Jacksoniani di tutto il mondo unitevi. C’è un filo rosso che lega l’Americanexit di Trump alle dichiarazioni pro-AFD di Musk e a leader come Milei, Orban e la stessa Meloni. Questo filo rosso è la figura di Andrew Jackson, uno dei più carismatici presidenti della storia americana che per il neoeletto alla Casa Bianca rappresenta un faro e un orizzonte. Trump oggi reinterpreta il patriottismo jacksoniano in modo post-moderno, post ideologico e muscolare.
Capire questo spirito è fondamentale per interpretare il cammino delle nuove destre planetarie alla corte del tycoon. Già durante il suo primo mandato, Trump appese alle pareti della White House un ritratto del suo predecessore: un semplice gesto che era un programma prima ancora culturale che politico. Eroe militare, coltivatore, avvocato, giudice ma anche schiavista, Jackson era stato eletto grazie a un’insurrezione populista di altri “uomini del popolo” che non appartenevano alla tanto detestata élite politica di Washington. I Jacksoniani incentrano la loro vita sul dovere verso la famiglia e la propria comunità, sull’onore, un potente senso della libertà e un pragmatico e diretto spirito popolare e nazionalista, tutto americano e lontanissimo dai sofismi europei, che diventa un approccio alla politica interna e internazionale.
Esattamente come Jackson, Trump pospone qualunque interesse a quello di una comunità ristretta, quella che si riconosce nel sogno della rinascita americana, il famoso MAGA, e che condivide lo stesso stile di vita, nel totale rifiuto di quel multiculturalismo tanto in voga negli ultimi decenni sulle sponde democratiche e liberali planetarie. Nulla di tutto ciò ha a che fare con il ritorno del fascismo ma piuttosto con la costruzione di solide e virili relazioni di fiducia personale tra il presidente americano e chi riconosce come simile, affine. Legami di stima e amicizia con altri leader che parlano la stessa lingua e hanno lo stesso immaginario identitario riadattato agli schemi del mondo moderno. Moderna è anche la rivisitazione della visione neo-jacksoniana. Un inedito fondamento ideale, più che ideologico, per una rinascita americana e un mondo nuovo lontano da quella aspirazione imperialista al centro della politica estera delle amministrazioni precedenti.

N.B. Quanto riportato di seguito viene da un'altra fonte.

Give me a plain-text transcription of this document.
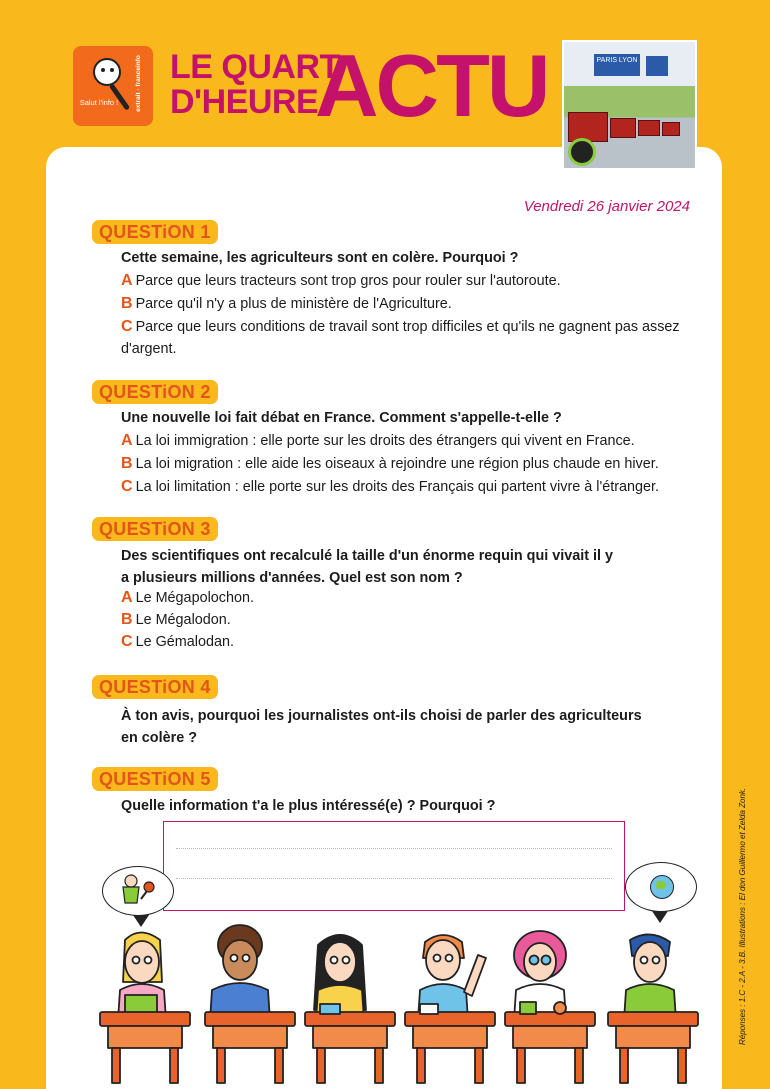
Salut l'info !	extrait · franceinfo LE QUART
D'HEURE
ACTU	PARIS LYON
Vendredi 26 janvier 2024
QUESTiON 1
Cette semaine, les agriculteurs sont en colère. Pourquoi ?
A Parce que leurs tracteurs sont trop gros pour rouler sur l'autoroute.
B Parce qu'il n'y a plus de ministère de l'Agriculture.
C Parce que leurs conditions de travail sont trop difficiles et qu'ils ne gagnent pas assez d'argent.
QUESTiON 2
Une nouvelle loi fait débat en France. Comment s'appelle-t-elle ?
A La loi immigration : elle porte sur les droits des étrangers qui vivent en France.
B La loi migration : elle aide les oiseaux à rejoindre une région plus chaude en hiver.
C La loi limitation : elle porte sur les droits des Français qui partent vivre à l'étranger.
QUESTiON 3
Des scientifiques ont recalculé la taille d'un énorme requin qui vivait il y a plusieurs millions d'années. Quel est son nom ?
A Le Mégapolochon.
B Le Mégalodon.
C Le Gémalodan.
QUESTiON 4
À ton avis, pourquoi les journalistes ont-ils choisi de parler des agriculteurs en colère ?
QUESTiON 5
Quelle information t'a le plus intéressé(e) ? Pourquoi ?	Réponses : 1.C - 2.A - 3.B. Illustrations : El don Guillermo et Zelda Zonk.
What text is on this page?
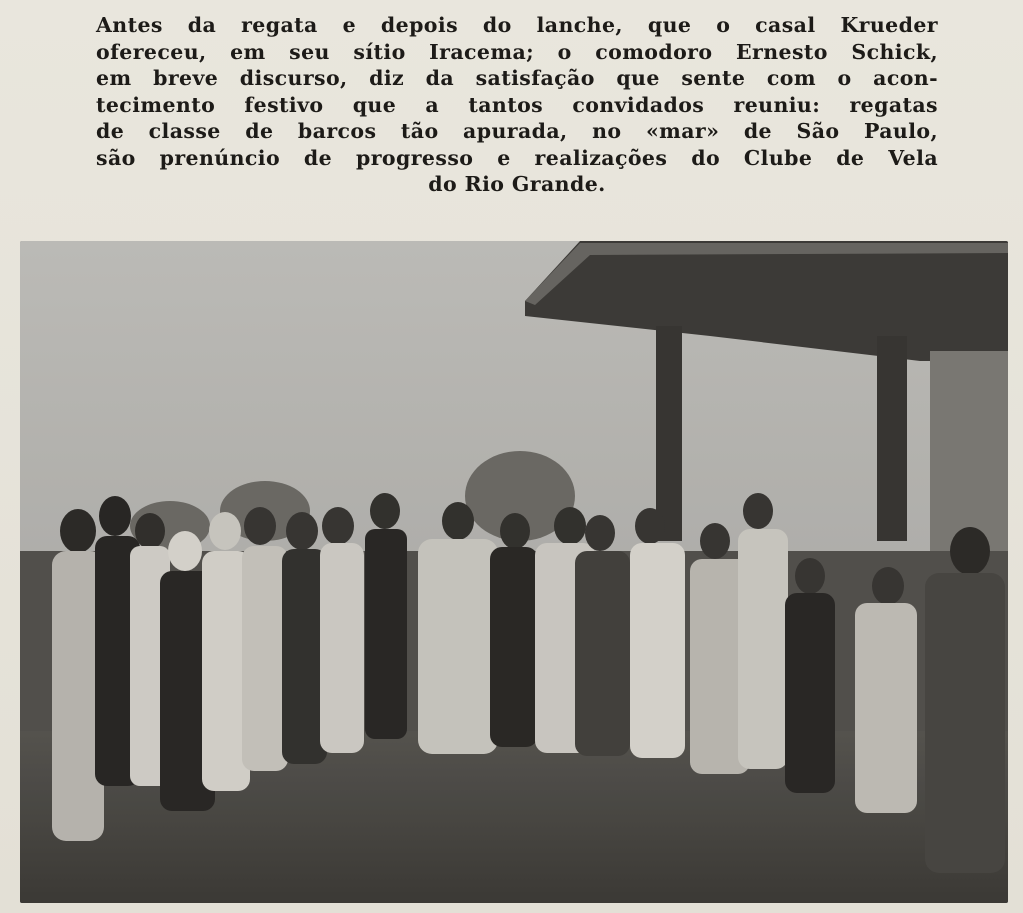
Antes da regata e depois do lanche, que o casal Krueder
ofereceu, em seu sítio Iracema; o comodoro Ernesto Schick,
em breve discurso, diz da satisfação que sente com o acon-
tecimento festivo que a tantos convidados reuniu: regatas
de classe de barcos tão apurada, no «mar» de São Paulo,
são prenúncio de progresso e realizações do Clube de Vela
do Rio Grande.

Per Trump vale solo l’America first che diventa, appunto Americanexit, disinteresse di fatto per tutto ciò che è fuori dal perimetro del valori jacksoniani. È altrettanto interessante quanto questo riallineamento stia allontanando gli Stati Uniti dalla Gran Bretagna, fino a ieri partner privilegiato di qua dall’Atlantico. Una distanza siderale separa il jacksonismo trumpiano dai conservatori inglesi. Soprattutto oggi con la nuova leader Kemi Bradenoch, donna, nera e immigrata di prima generazione. Li accomuna solo un deciso patriottismo, ma, al di là delle congratulazioni di rito, l’argomento Trump è uscito in fretta dai radar dei tory. E anche questa marcata distanza, che diventerà forse voragine, determinerà il mondo nuovo visto da destra e, forse, la fine dell’Occidente come lo conoscevamo.